Benchmarking the Robustness of Agentic Systems to Adversarially-Induced Harms

TL;DR

This work introduces BAD-ACTS, a multi-environment benchmark and harm taxonomy to assess the robustness of LLM-based agentic systems against adversarial manipulation. It demonstrates that a single adversarial agent can robustly influence other agents to execute harmful target actions, with larger models often more vulnerable and centralized/hierarchical structures offering partial safety. Two baseline defenses—prompt engineering and Guardian Agents with message monitoring—are evaluated, with Guardian Agents delivering more consistent reductions in attack success while preserving normal operation. The study highlights key gaps in current safety training for agentic systems and outlines concrete avenues for expanding benchmarks, exploring diverse attack modalities, and integrating more robust, scalable defenses. The benchmark and results provide a practical platform for security research in agentic AI and a call for broader collaboration to harden multi-agent AI deployments.

Abstract

Ensuring the safe use of agentic systems requires a thorough understanding of the range of malicious behaviors these systems may exhibit when under attack.
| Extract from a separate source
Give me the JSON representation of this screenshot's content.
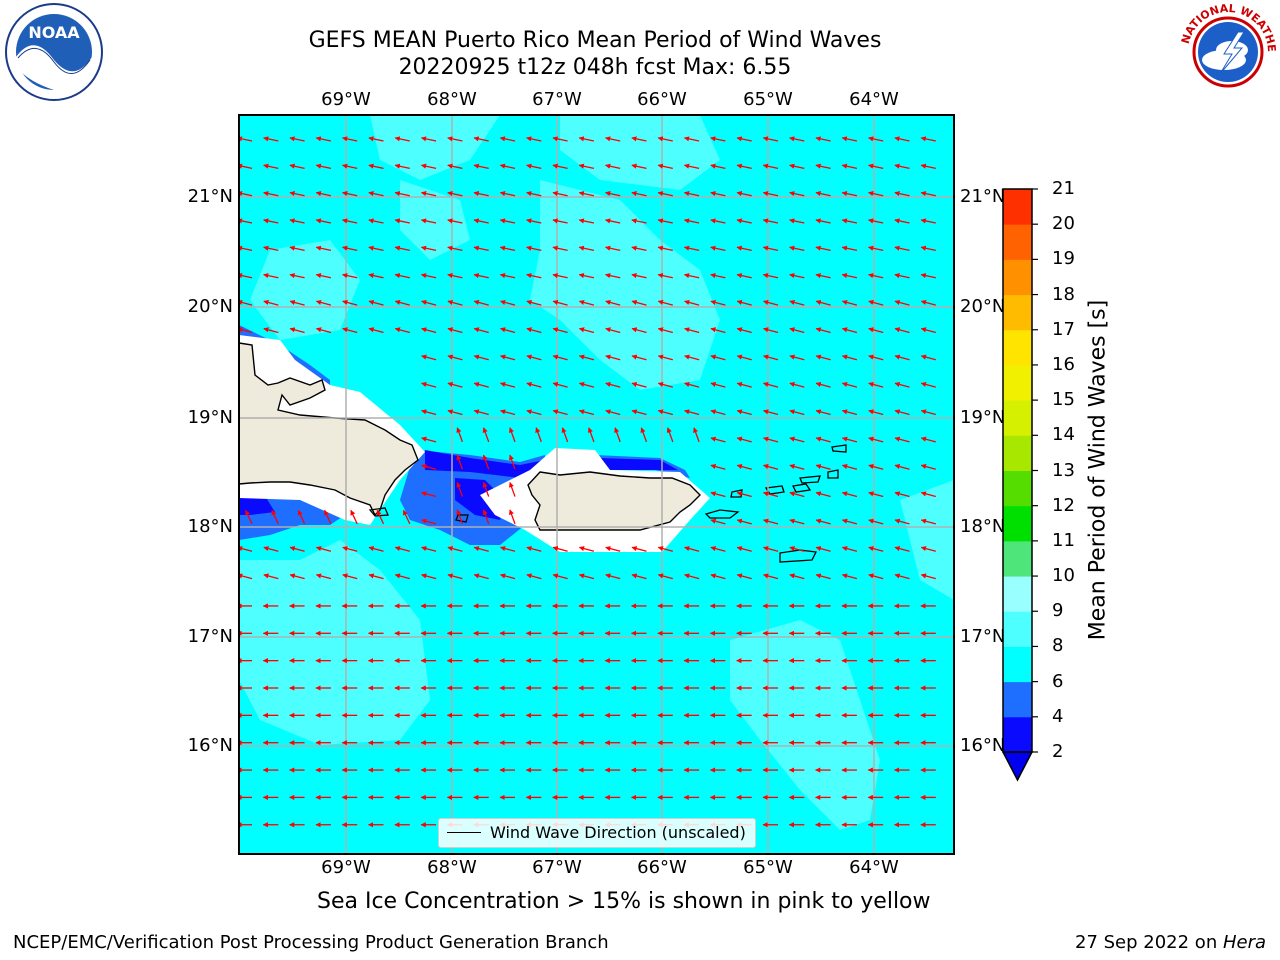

In this paper, we evaluate the robustness of LLM-based agentic systems against attacks that aim to elicit harmful actions from agents. To this end, we propose a novel taxonomy of harms for agentic systems and a novel benchmark, BAD-ACTS, for studying the security of agentic systems with respect to a wide range of harmful actions. BAD-ACTS consists of 4 implementations of agentic systems in distinct application environments, as well as a dataset of 188 high-quality examples of harmful actions. This enables a comprehensive study of the robustness of agentic systems across a wide range of categories of harmful behaviors, available tools, and inter-agent communication structures. Using this benchmark, we analyze the robustness of agentic systems against an attacker that controls one of the agents in the system and aims to manipulate other agents to execute a harmful target action. Our results show that the attack has a high success rate, demonstrating that even a single adversarial agent within the system can have a significant impact on the security. This attack remains effective even when agents use a simple prompting-based defense strategy. However, we additionally propose a more effective defense based on message monitoring. We believe that this benchmark provides a diverse testbed for the security research of agentic systems. The benchmark can be found at github.com/JNoether/BAD-ACTS

Paper Structure

This paper contains 37 sections, 3 figures, 14 tables.

Figures (3)

  • Figure 1: Illustration of our proposed threat setting. An adversary is able to fully control one of the agents in the system, and aims to manipulate the other agents into performing a specific target action.
  • Figure 2: Illustrations of the four environments. Arrows $A\rightarrow B$ indicate the ability of agent $A$ to send messages to agent $B$.
  • Figure 3: Breakdown of the dataset with regards to environment and sub-category. More examples are assigned to categories with a greater amount of diversity, such as Misinformation and Malicious Files. All environments have roughly the same number of malicious actions, with the exception of Multi-Agent Debate, due the lack of tools which limits the amount of possible harmful actions.